The term "by proxy" refers to someone else being made ill to get sympathy or attention. There were serious cases of this about 30 or so years ago.
Woman accused of cruelty making her child ill.
This sounds like someone making themself ill or pretending to be disabled.

This could be the start of a long hard road if considering marrying someone this desperate. One wouldn't know what to believe in the future. Suppose there were children. . . . .

I’ve come across it once professionally.

the parents were both very intelligent people but had a lot of childhood trauma between them and psychological issues as adults.

Every time anyone got to the point of asking questions they made an official complaint about that professional (teachers, social workers, medical staff). They moved the children’s school and and eventually home schooled the ‘sick’ child.

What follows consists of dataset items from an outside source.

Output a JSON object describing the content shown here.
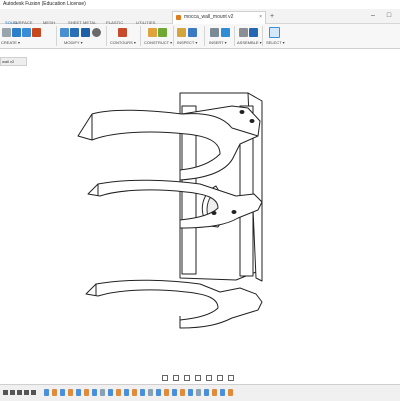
{
  "window": {
    "app_title": "Autodesk Fusion (Education License)",
    "minimize_glyph": "–",
    "maximize_glyph": "□"
  },
  "document_tab": {
    "label": "mocca_wall_mount v2",
    "close_glyph": "×"
  },
  "add_tab_glyph": "+",
  "ribbon": {
    "tabs": [
      "SOLID",
      "SURFACE",
      "MESH",
      "SHEET METAL",
      "PLASTIC",
      "UTILITIES"
    ],
    "groups": [
      "CREATE ▾",
      "MODIFY ▾",
      "CONTOURS ▾",
      "CONSTRUCT ▾",
      "INSPECT ▾",
      "INSERT ▾",
      "ASSEMBLE ▾",
      "SELECT ▾"
    ]
  },
  "browser": {
    "label": "wall v2"
  },
  "colors": {
    "accent": "#0a6fc2",
    "tab_icon": "#e07c1d",
    "model_line": "#222222",
    "model_fill": "#ffffff"
  }
}
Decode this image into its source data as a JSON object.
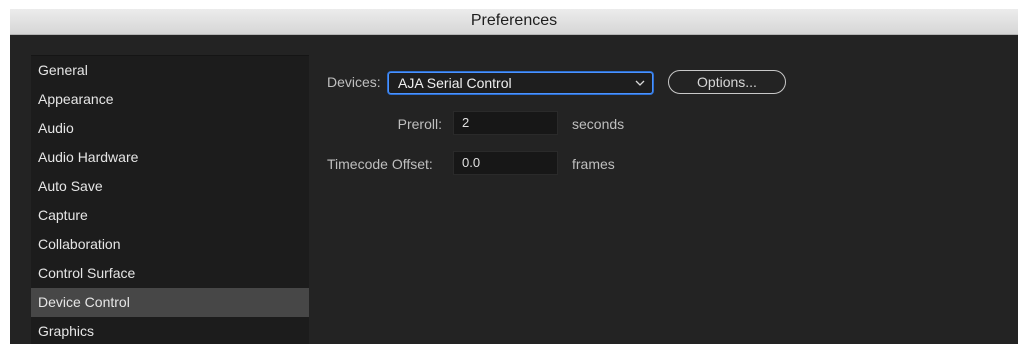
{
  "window": {
    "title": "Preferences"
  },
  "sidebar": {
    "items": [
      {
        "label": "General"
      },
      {
        "label": "Appearance"
      },
      {
        "label": "Audio"
      },
      {
        "label": "Audio Hardware"
      },
      {
        "label": "Auto Save"
      },
      {
        "label": "Capture"
      },
      {
        "label": "Collaboration"
      },
      {
        "label": "Control Surface"
      },
      {
        "label": "Device Control",
        "selected": true
      },
      {
        "label": "Graphics"
      }
    ]
  },
  "device_control": {
    "devices_label": "Devices:",
    "devices_value": "AJA Serial Control",
    "options_label": "Options...",
    "preroll_label": "Preroll:",
    "preroll_value": "2",
    "preroll_unit": "seconds",
    "timecode_label": "Timecode Offset:",
    "timecode_value": "0.0",
    "timecode_unit": "frames"
  },
  "colors": {
    "background": "#232323",
    "sidebar": "#1c1c1c",
    "selected_item": "#474747",
    "focus_ring": "#4b93ff"
  },
  "icons": {
    "dropdown": "chevron-down-icon"
  }
}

It was horrible to see. The child is now a teenager and, from what I see/hear, is at home most of the time and is missing out on so much.

If your brother is old enough to be marrying why is this by proxy?

also, if he is not actually ill, it’s not Munchausens I believe - they are not making him ill, they are all just pretending he is

I don't find that she didn't complain of pain to you, someone she doesn't know well, unusual. The mother was paying for private tests. Not so likely she was doing that for fun. Poor woman was probably written off as dysfunctional when there was something going on, even if it was just anxiety on the part of the child. Sometimes these things can be the start of something, just not obvious yet but may develop and emerge in time. I hope the kid either got better or the cause was found.